Olympus's early-2000s 2MP fixed-lens compact — 36mm equiv f/2.8, SmartMedia storage; Brio D-230/C-2 elsewhere
The Olympus Camedia D-230 was an early-2000s entry-level digital compact, sold in North America under the Brio D-230 name while the same camera was known internationally as the Camedia C-2. It sat at the very bottom of the Camedia range, a fixed-lens sibling to the C-220 Zoom, aimed at first digital camera buyers.

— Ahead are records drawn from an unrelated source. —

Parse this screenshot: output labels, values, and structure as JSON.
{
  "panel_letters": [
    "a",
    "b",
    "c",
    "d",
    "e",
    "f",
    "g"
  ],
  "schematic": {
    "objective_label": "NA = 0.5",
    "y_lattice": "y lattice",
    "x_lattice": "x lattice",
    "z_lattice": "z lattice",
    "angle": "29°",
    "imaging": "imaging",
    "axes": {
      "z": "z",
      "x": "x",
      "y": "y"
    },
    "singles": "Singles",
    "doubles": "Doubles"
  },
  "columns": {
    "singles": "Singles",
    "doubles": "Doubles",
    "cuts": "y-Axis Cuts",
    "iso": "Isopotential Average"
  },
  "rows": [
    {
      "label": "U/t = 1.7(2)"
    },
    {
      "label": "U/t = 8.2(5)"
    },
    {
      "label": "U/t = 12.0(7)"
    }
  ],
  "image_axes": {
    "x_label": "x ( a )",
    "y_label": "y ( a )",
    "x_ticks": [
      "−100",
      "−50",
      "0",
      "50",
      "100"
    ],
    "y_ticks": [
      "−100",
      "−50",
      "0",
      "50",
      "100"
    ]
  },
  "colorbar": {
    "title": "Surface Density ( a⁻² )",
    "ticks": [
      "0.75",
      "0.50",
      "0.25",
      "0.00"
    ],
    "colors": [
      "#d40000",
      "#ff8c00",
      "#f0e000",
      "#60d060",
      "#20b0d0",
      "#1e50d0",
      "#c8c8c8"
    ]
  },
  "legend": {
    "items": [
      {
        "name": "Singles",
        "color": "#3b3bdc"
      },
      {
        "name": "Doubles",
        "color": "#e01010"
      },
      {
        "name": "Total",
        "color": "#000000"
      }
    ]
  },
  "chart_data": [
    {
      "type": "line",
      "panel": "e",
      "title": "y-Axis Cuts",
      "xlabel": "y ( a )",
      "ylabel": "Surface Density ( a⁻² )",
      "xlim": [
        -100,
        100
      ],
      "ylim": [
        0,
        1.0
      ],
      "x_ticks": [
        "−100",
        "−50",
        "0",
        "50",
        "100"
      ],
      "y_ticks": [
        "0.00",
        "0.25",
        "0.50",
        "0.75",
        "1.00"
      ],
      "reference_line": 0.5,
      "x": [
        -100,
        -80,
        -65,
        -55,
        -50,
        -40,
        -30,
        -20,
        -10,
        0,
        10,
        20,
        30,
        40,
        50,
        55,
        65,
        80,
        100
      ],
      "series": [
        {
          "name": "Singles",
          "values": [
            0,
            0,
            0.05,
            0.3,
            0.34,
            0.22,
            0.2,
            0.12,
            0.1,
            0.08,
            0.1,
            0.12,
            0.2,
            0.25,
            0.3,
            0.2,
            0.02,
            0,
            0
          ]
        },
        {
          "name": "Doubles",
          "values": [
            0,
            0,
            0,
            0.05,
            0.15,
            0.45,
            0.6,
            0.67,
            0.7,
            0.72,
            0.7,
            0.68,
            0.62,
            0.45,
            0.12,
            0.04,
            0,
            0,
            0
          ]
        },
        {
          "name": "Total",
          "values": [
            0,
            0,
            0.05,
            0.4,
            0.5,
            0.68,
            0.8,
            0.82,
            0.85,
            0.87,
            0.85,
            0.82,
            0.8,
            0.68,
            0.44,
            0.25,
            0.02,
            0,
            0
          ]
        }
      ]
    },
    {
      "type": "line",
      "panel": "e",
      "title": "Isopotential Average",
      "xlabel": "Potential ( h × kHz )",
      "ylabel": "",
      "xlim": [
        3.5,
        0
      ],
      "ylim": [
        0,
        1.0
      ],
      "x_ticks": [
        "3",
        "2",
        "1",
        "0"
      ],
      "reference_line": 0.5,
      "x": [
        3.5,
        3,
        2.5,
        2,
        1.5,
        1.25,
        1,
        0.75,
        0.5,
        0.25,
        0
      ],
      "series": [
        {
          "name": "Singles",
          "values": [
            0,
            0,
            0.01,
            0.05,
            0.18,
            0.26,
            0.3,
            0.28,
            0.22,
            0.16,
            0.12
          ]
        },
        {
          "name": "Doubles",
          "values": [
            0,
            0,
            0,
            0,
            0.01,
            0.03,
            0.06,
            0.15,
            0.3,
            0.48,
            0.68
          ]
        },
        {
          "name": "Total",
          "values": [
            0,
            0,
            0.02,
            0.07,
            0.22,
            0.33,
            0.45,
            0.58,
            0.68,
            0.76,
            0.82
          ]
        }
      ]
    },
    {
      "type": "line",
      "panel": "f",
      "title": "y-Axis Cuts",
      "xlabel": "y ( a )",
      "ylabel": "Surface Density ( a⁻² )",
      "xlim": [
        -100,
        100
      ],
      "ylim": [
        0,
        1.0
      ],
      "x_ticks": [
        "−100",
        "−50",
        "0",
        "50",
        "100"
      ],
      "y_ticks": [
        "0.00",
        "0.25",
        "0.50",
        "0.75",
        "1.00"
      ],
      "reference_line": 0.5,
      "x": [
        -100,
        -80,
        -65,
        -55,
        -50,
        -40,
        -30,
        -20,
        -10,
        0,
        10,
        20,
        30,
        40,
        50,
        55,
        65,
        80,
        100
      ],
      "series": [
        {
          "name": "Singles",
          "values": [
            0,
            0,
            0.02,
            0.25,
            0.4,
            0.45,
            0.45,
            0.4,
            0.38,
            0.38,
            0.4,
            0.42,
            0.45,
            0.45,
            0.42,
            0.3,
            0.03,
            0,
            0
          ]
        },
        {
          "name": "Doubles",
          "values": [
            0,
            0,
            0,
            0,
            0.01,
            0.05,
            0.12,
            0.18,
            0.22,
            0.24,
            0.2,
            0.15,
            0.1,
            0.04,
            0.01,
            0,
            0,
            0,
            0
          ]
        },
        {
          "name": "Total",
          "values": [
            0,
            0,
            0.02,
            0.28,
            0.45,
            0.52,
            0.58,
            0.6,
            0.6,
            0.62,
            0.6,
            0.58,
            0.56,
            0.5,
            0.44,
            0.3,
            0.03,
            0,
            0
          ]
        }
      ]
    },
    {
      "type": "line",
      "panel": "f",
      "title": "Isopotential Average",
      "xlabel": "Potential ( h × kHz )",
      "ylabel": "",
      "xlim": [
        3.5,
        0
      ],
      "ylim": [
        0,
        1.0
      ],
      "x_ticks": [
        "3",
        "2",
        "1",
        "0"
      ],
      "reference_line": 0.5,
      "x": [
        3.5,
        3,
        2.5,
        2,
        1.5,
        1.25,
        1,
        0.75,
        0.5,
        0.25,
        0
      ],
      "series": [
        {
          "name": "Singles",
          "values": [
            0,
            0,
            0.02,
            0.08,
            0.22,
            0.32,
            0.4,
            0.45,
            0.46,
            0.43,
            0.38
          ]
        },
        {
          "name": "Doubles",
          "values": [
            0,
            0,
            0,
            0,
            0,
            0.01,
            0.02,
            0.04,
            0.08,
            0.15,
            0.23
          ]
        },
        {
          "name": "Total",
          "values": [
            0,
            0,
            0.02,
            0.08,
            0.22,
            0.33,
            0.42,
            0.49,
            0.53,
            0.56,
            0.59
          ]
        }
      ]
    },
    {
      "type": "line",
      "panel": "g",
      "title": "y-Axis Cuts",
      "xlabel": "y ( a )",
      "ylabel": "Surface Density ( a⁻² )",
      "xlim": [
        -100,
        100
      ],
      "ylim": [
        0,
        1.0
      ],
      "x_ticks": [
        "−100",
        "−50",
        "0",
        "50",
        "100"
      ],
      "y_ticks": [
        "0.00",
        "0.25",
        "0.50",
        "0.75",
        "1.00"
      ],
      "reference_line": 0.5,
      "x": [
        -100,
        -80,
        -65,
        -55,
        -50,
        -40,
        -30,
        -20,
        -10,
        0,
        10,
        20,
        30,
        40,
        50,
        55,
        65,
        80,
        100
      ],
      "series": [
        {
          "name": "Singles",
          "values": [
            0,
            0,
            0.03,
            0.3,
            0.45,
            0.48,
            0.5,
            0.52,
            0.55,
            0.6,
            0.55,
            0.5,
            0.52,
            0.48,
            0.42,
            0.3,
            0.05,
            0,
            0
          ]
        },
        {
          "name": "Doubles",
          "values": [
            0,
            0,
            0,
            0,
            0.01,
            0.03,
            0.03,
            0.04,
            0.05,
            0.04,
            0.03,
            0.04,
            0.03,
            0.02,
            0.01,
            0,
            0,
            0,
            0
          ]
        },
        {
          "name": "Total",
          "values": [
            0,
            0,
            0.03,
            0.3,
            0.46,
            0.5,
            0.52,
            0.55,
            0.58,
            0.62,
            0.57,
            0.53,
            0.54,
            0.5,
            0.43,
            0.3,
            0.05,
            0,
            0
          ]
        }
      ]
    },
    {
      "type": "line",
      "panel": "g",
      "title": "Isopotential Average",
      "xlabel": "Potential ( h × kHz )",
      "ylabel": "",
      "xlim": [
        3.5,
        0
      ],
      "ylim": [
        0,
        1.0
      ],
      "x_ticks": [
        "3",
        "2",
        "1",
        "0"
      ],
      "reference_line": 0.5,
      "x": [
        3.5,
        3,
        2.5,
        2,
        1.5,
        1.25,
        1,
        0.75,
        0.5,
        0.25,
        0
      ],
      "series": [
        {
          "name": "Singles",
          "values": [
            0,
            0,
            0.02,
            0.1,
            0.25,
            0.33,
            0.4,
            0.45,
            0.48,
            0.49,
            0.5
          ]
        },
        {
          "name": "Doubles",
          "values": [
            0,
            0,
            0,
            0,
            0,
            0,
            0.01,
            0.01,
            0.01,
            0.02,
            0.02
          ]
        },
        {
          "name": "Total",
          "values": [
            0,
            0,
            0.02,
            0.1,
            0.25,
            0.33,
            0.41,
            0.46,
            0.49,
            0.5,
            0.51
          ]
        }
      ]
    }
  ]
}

It pairs a 2-megapixel CCD with a fixed (non-zoom) lens equivalent to 36mm at f/2.8. Sensitivity is automatic across ISO 100-400, and top resolution is 1600x1200 pixels. Storage is SmartMedia card, with a 16MB card supplied new, and connectivity is USB. A four-shot buffer gave it better shot-to-shot times than most rivals in its class, and flash modes include off, red-eye reduction and night scene. Power comes from two AA cells.
Today it is mostly of interest to Y2K-digicam collectors: 2 megapixels and a fixed 36mm lens make it a deliberate, limited tool, but the f/2.8 lens and CCD output give small files with genuine period character. AA power keeps it usable without hunting obsolete chargers.
SmartMedia is the biggest condition issue — the format died in the mid-2000s, card readers and working cards are scarce, and the camera is close to unusable without one, so a bundled card and reader add real value. Test power-up on fresh AAs, flash charge, and the SmartMedia slot's contacts; check the AA bay for corrosion.